Real estate underwriting can provide a valuable advantage for those who are looking to purchase real estate. Individuals looking to purchase a home or businesses looking to purchase property as part of a business venture will likely go through the underwriting process. This piece will provide some basic information about what the process is and how it works.
Real estate underwriting: Defined
Essentially, real estate underwriting is the review of the applicant before a lender approves a loan to purchase real estate. More specifically, the United States Department of Housing and Urban Development defines real estate underwriting as a “process of analyzing a loan application to determine the amount of risk involved in making the loan; it includes a review of the potential borrower’s credit history and a judgment of the property value.”
Real estate underwriting: The process
The underwriter will review the value of the property and the financial standing of the applicant.
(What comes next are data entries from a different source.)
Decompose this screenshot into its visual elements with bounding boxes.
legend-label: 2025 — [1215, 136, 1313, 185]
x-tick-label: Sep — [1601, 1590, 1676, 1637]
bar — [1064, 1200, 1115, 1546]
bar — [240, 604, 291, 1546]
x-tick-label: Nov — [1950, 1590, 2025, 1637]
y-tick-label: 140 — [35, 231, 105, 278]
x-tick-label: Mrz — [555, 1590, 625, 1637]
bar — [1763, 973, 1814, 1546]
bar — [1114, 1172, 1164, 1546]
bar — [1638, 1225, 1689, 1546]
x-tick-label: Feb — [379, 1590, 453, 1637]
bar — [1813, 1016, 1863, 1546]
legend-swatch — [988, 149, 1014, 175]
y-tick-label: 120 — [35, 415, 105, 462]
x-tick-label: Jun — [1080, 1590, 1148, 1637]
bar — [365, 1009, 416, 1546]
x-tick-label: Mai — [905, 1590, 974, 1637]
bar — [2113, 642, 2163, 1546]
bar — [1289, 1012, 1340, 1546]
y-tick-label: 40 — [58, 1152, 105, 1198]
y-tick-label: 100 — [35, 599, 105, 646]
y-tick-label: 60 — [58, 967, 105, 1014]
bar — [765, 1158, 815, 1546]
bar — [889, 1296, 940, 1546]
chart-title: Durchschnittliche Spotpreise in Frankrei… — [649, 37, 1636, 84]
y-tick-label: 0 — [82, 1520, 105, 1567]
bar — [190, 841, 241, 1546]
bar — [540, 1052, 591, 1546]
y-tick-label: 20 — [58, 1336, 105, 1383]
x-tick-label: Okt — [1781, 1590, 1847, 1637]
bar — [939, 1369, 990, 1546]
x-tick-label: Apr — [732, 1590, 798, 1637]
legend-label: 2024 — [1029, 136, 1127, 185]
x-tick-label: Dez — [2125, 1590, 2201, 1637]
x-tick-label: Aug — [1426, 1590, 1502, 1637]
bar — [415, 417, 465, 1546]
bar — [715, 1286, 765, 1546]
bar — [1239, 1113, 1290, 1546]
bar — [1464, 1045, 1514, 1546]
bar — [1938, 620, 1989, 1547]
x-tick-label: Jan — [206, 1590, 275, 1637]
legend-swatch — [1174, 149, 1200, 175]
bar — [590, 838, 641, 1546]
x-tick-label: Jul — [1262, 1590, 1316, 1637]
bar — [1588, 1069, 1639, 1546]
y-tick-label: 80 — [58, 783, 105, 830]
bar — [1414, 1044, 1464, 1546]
If the applicant is a business, the underwriter will review the business’ asset liquidity and financial standing to determine any potential risk.
If funding is intended for a real estate project, the underwriter will likely also review the applicant’s history and similar projects.
Real estate underwriting: The risks
The main risk present to the borrower in this situation involves approval. A failure to receive approval can mean the borrower does not receive the funds needed to move forward with the transaction.
Buyers and lenders can take steps to mitigate the risks that come with real estate transactions by seeking the counsel of an attorney experienced in underwriting services.